Le premier numéro de S, paru fin novembre 2020 en kiosques, s’est vendu à 145 000 exemplaires. Le deuxième numéro s’est écoulé à 120 000 exemplaires. Aujourd’hui, les chiffres de vente de S oscillent entre 70 000 et 80 000 par numéro, quand le Dr Good ! du mois de mai s’est vendu à 138 000 exemplaires. Des chiffres que Bertrand Gaillard de St Germain, Directeur général adjoint de CMI Media trouve néanmoins satisfaisants. « Tous les indicateurs sont bons, déclare-t-il. Outre le niveau des ventes et le taux de réabonnement qui se situe sur le haut de l’ensemble de nos magazines, il y a les courriers des lecteurs, leur réactivité sur les réseaux sociaux… Tout cela laisse penser que l’intuition de départ était la bonne. »
Soufflé
Depuis, même s’ils ont des contenus différents, des médias dont la direction de la rédaction est assurée par une personnalité télévisuelle ont fleuri : Entre nous, le magazine de Faustine Bollaert (Reworld Media), Les petits plats de Laurent Mariotte ou Les Maternelles avec Agathe Lecaron (Unimédias pour les deux). « Ça montre que la presse magazine est une sorte de laboratoire, en conclut Jamil Dakhlia. Il y a un double mouvement de standardisation et d’innovation. Il faut à chaque fois essayer des formules nouvelles mais rien ne dit qu’elles vont résister. C’est un pari. Est-ce que l’aura d’une vedette est suffisante pour déclencher l’acte d’achat ? Après un premier mouvement de curiosité, cela peut retomber comme un soufflé. »
« On a été très flattés au début de voir que l’idée faisait des petits »
Jérémy Parayre n’ignore pas ce risque. « On a été très flattés au début de voir que l’idée faisait des petits, reconnaît le directeur de la rédaction. Est-ce que les lecteurs n’allaient pas en avoir assez de tous ces lancements ? La question s’est posée. Mais on ne s’est pas senti menacés par les concepts ou les contenus. » Sophie Davant souligne que « ce n’est pas parce qu’une émission a du succès que le magazine va marcher. Celui lié à « Affaire conclue », auquel j’ai participé, n’a pas duré longtemps parce qu’il n’était pas bien fait. » Au nombre des titres qui ont cessé de paraître, on compte le bimestriel Bienvenue chez vous by Stéphane Plazza (Prisma Presse), lancé en avril 2021. Il n’a pas été au-delà du huitième numéro.
Point faible
Talon d’Achille de cette tendance éditoriale : elle repose sur un matériel humain par essence changeant. « On mise sur la stabilité d’une vedette mais elle est un être humain avec ses faiblesses, souligne Jamil Dakhlia. Si, un jour, ses comportements ne sont plus cohérents avec l’image sur laquelle le magazine a capitalisé, cela risque de fragiliser ce dernier.

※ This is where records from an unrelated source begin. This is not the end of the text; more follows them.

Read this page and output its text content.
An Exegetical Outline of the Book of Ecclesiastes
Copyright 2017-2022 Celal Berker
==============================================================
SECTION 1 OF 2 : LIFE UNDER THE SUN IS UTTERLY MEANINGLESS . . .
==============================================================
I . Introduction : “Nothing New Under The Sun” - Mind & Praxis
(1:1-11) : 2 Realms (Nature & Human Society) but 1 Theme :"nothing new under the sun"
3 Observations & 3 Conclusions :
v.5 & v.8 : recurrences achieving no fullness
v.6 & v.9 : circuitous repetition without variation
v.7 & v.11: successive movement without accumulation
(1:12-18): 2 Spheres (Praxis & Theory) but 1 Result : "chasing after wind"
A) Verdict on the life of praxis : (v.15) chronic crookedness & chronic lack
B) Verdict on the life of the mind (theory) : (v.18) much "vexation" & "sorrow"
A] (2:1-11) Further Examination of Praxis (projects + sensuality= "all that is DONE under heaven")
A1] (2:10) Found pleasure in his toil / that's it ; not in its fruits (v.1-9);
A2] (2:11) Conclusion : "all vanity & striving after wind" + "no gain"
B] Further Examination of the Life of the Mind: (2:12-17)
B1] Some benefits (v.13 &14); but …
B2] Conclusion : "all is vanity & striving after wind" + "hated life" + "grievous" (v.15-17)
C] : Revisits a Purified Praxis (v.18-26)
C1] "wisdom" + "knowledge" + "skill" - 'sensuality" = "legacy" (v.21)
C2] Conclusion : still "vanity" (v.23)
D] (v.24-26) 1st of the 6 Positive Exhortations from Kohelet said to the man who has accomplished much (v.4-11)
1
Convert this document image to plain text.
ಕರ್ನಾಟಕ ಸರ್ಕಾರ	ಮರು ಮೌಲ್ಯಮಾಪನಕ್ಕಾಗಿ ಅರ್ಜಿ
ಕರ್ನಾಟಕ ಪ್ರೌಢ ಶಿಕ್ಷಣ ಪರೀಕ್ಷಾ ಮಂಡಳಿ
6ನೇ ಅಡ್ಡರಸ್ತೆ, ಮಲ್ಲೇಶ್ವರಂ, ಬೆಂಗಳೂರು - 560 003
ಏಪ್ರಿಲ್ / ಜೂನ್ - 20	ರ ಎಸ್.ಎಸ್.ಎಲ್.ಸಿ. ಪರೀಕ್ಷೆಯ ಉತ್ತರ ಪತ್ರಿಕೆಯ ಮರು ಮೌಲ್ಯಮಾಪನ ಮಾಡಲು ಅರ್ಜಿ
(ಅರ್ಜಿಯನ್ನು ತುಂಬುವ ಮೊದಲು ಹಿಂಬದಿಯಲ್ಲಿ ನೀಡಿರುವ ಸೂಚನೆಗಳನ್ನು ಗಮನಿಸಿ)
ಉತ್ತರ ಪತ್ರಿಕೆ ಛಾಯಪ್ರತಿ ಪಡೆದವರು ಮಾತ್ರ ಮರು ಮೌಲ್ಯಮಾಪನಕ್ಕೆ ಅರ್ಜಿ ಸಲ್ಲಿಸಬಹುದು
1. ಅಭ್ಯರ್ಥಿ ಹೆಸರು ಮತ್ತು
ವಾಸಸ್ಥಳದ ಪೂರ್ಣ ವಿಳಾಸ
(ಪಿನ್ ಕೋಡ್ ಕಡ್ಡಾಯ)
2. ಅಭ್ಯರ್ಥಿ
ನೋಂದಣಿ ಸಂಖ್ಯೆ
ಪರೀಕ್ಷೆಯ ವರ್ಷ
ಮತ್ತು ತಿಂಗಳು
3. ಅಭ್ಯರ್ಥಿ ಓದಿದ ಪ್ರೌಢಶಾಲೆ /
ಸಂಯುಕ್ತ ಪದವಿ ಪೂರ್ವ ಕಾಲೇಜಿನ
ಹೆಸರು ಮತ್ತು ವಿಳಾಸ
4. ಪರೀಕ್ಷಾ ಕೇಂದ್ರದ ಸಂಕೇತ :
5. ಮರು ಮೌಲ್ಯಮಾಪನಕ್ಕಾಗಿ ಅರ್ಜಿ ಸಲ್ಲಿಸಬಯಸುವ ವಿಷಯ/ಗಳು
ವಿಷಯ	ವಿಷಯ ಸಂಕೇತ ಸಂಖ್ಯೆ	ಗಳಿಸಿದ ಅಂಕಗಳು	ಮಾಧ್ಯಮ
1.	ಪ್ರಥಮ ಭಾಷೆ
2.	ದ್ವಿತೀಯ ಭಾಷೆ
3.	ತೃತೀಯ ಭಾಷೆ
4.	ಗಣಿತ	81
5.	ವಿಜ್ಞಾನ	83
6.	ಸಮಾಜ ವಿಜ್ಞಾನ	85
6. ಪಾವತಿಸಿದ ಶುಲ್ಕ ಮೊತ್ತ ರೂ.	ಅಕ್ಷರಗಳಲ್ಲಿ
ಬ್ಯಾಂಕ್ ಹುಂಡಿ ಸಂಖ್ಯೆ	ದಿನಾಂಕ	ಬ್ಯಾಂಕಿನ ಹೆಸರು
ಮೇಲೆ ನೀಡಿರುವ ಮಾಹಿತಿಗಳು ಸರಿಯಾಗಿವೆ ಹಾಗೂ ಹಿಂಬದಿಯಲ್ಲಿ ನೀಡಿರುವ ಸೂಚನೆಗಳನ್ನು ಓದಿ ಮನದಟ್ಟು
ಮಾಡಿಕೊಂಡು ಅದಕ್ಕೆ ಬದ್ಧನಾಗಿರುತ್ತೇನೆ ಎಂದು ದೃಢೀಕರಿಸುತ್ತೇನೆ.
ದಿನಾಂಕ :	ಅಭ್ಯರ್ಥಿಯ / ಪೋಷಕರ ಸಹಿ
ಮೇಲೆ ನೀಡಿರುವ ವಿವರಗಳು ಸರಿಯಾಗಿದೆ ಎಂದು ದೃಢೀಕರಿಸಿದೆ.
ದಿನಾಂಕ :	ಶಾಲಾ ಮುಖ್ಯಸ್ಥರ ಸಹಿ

Les personnalités concernées peuvent également être frappées par différents problèmes, comme la maladie. » Confrontée à cette situation avec le décès de Jean-Pierre Pernaut, qui assurait la direction du bimestriel Au cœur des régions, le groupe Burda Bleu a décidé d’arrêter la publication.
« On n’appréhende pas ce type de projet en se disant qu’on installe une marque pour trente ans, reconnaît Bertrand Gaillard de St Germain. Il existera tant que Sophie Davant aura des choses à raconter et tant que les lecteurs auront envie de les lire. On est dans une période où le client a repris le pouvoir sur beaucoup de choses. C’est lui qui, par ses décisions d’achat ou de non-achat, dicte nos stratégies».